Come join us in the quicksand!

It has been calculated that if everyone in the world lived like Americans do, we would require several additional planets to support them. Massive vehicles driven massive miles, giant homes using lots of heat and electricity on large lots requiring lots of water and mowing, high-meat diets requiring far more land than vegetarian diets do, plus tons and tons of nearly useless consumer crap purchased continuously on credit--our lifestyle is only possible because we are stealing resources from the past (oil, coal), the future (deficits, pollution), other countries (oil, cheap labor), and our own (outsourcing, low wages, environmental destruction). The planet is screaming in protest.

So why is our Treasury Secretary trying to convince another 1.3 billion people, one-fifth of the world's population, people who are and will increasing be in direct competition with us for remaining scarce resources, to be consumers just like us? From the NY Times:
Treasury Secretary John W. Snow, touring this village in the Sichuan province to promote "financial modernization," urged China on Thursday to take lessons from the United States on how to spend more, borrow more and save less.

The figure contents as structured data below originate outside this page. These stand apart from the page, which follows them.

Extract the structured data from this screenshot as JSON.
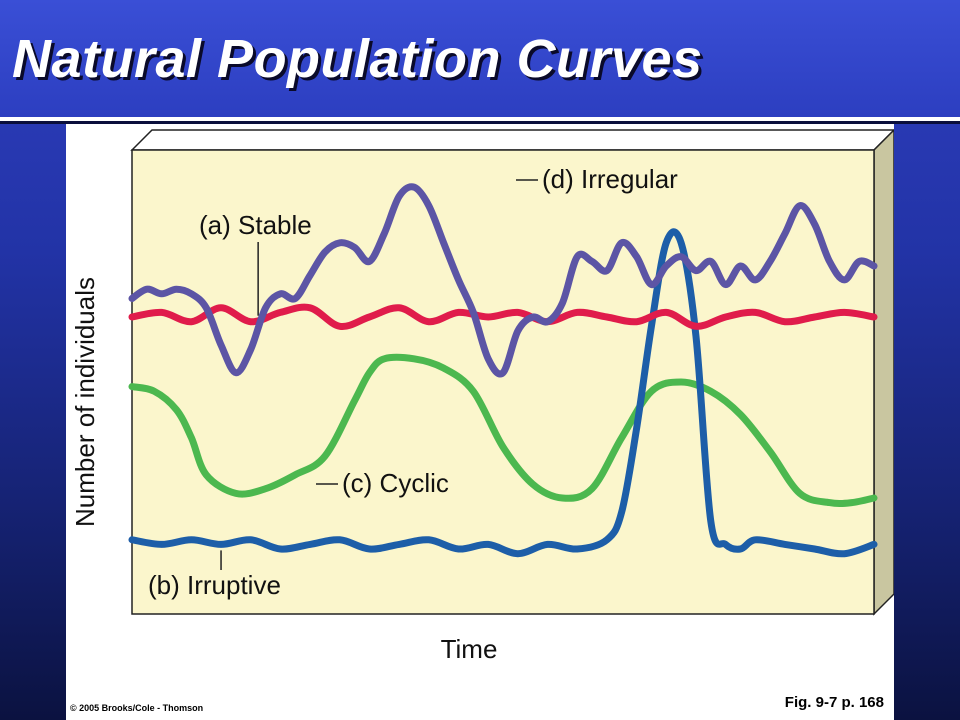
{
  "slide": {
    "title": "Natural Population Curves",
    "figure_ref": "Fig. 9-7 p. 168",
    "copyright": "© 2005 Brooks/Cole - Thomson"
  },
  "chart_data": {
    "type": "line",
    "xlabel": "Time",
    "ylabel": "Number of individuals",
    "xlim": [
      0,
      100
    ],
    "ylim": [
      0,
      100
    ],
    "grid": false,
    "background": "#fbf6cc",
    "series": [
      {
        "name": "(a) Stable",
        "color": "#e01c4b",
        "x": [
          0,
          4,
          8,
          12,
          16,
          20,
          24,
          28,
          32,
          36,
          40,
          44,
          48,
          52,
          56,
          60,
          64,
          68,
          72,
          76,
          80,
          84,
          88,
          92,
          96,
          100
        ],
        "values": [
          64,
          65,
          63,
          66,
          63,
          65,
          66,
          62,
          64,
          66,
          63,
          65,
          64,
          65,
          63,
          65,
          64,
          63,
          65,
          62,
          64,
          65,
          63,
          64,
          65,
          64
        ]
      },
      {
        "name": "(b) Irruptive",
        "color": "#1d5ea8",
        "x": [
          0,
          4,
          8,
          12,
          16,
          20,
          24,
          28,
          32,
          36,
          40,
          44,
          48,
          52,
          56,
          60,
          64,
          66,
          68,
          70,
          72,
          74,
          76,
          78,
          80,
          82,
          84,
          88,
          92,
          96,
          100
        ],
        "values": [
          16,
          15,
          16,
          15,
          16,
          14,
          15,
          16,
          14,
          15,
          16,
          14,
          15,
          13,
          15,
          14,
          16,
          22,
          40,
          62,
          80,
          80,
          60,
          20,
          15,
          14,
          16,
          15,
          14,
          13,
          15
        ]
      },
      {
        "name": "(c) Cyclic",
        "color": "#4cb84f",
        "x": [
          0,
          3,
          6,
          8,
          10,
          14,
          18,
          22,
          26,
          30,
          32,
          34,
          38,
          42,
          46,
          50,
          54,
          58,
          62,
          66,
          70,
          74,
          78,
          82,
          86,
          90,
          94,
          97,
          100
        ],
        "values": [
          49,
          48,
          44,
          38,
          30,
          26,
          27,
          30,
          34,
          46,
          52,
          55,
          55,
          53,
          48,
          36,
          28,
          25,
          27,
          38,
          48,
          50,
          48,
          43,
          35,
          26,
          24,
          24,
          25
        ]
      },
      {
        "name": "(d) Irregular",
        "color": "#5c55a5",
        "x": [
          0,
          2,
          4,
          6,
          8,
          10,
          12,
          14,
          16,
          18,
          20,
          22,
          24,
          26,
          28,
          30,
          32,
          34,
          36,
          38,
          40,
          42,
          44,
          46,
          48,
          50,
          52,
          54,
          56,
          58,
          60,
          62,
          64,
          66,
          68,
          70,
          72,
          74,
          76,
          78,
          80,
          82,
          84,
          86,
          88,
          90,
          92,
          94,
          96,
          98,
          100
        ],
        "values": [
          68,
          70,
          69,
          70,
          69,
          66,
          58,
          52,
          57,
          66,
          69,
          68,
          73,
          78,
          80,
          79,
          76,
          82,
          90,
          92,
          88,
          80,
          72,
          65,
          55,
          52,
          61,
          64,
          63,
          67,
          77,
          76,
          74,
          80,
          77,
          71,
          75,
          77,
          74,
          76,
          71,
          75,
          72,
          76,
          82,
          88,
          84,
          76,
          72,
          76,
          75
        ]
      }
    ]
  }
}
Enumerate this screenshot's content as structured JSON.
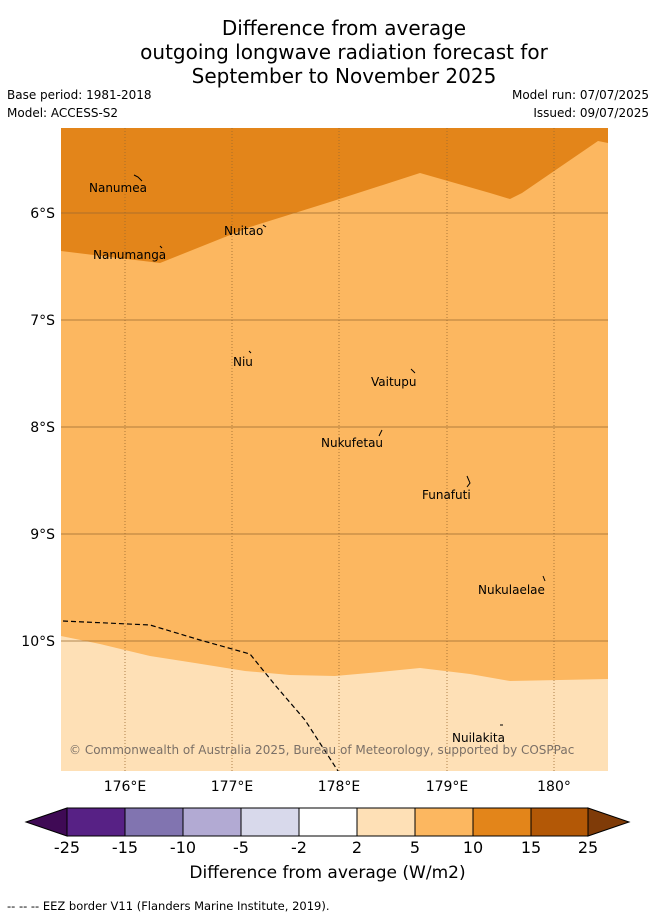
{
  "header": {
    "title_lines": [
      "Difference from average",
      "outgoing longwave radiation forecast for",
      "September to November 2025"
    ],
    "base_period": "Base period: 1981-2018",
    "model": "Model: ACCESS-S2",
    "model_run": "Model run: 07/07/2025",
    "issued": "Issued: 09/07/2025"
  },
  "map": {
    "lat_labels": [
      "6°S",
      "7°S",
      "8°S",
      "9°S",
      "10°S"
    ],
    "lon_labels": [
      "176°E",
      "177°E",
      "178°E",
      "179°E",
      "180°"
    ],
    "places": [
      "Nanumea",
      "Nuitao",
      "Nanumanga",
      "Niu",
      "Vaitupu",
      "Nukufetau",
      "Funafuti",
      "Nukulaelae",
      "Nuilakita"
    ],
    "copyright": "© Commonwealth of Australia 2025, Bureau of Meteorology, supported by COSPPac",
    "colors": {
      "band_10_15": "#e3851a",
      "band_5_10": "#fcb760",
      "band_2_5": "#fee0b6",
      "grid": "#9a6a30"
    }
  },
  "legend": {
    "ticks": [
      "-25",
      "-15",
      "-10",
      "-5",
      "-2",
      "2",
      "5",
      "10",
      "15",
      "25"
    ],
    "colors": [
      "#3f0a55",
      "#572185",
      "#8174b0",
      "#b2aad3",
      "#d8d9eb",
      "#ffffff",
      "#fee0b6",
      "#fcb760",
      "#e3851a",
      "#b35806",
      "#7f3b08"
    ],
    "title": "Difference from average (W/m2)"
  },
  "footnote": "-- -- -- EEZ border V11 (Flanders Marine Institute, 2019)."
}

Mr. Snow argued that China's consumers and entrepreneurs are badly in need of financial sophistication offered by American banks and investment banks.

As he wandered through a thriving farmers' market and a traditional rural credit cooperative, Mr. Snow said that with better credit, Chinese families would be able to spend more money, buy more goods and perhaps reduce China's huge trade surplus with the United States.

"Good credit facilitation and consumer finance is going to help consumers buy more things," Mr. Snow said.

"We see consumerism and consumer credit as going directly to the thing we have most on our minds - the global imbalances."
This is so mind-numbingly insane that I can only figure that Snow is trying to make the war in Iraq appear less crazy by comparison. Any government more concerned with "global imbalances" than with global survival is insane, criminal--Republican. American-style consumerism and credit isn't the cure--it's the disease. John De Graff, David Wann and Thomas H. Naylor have even given the disease a name--Affluenza, which is a book you really should read if you haven't already. (Just thinking about the chapter on how the 30-hour workweek was rejected in favor of more stuff still makes me mad!)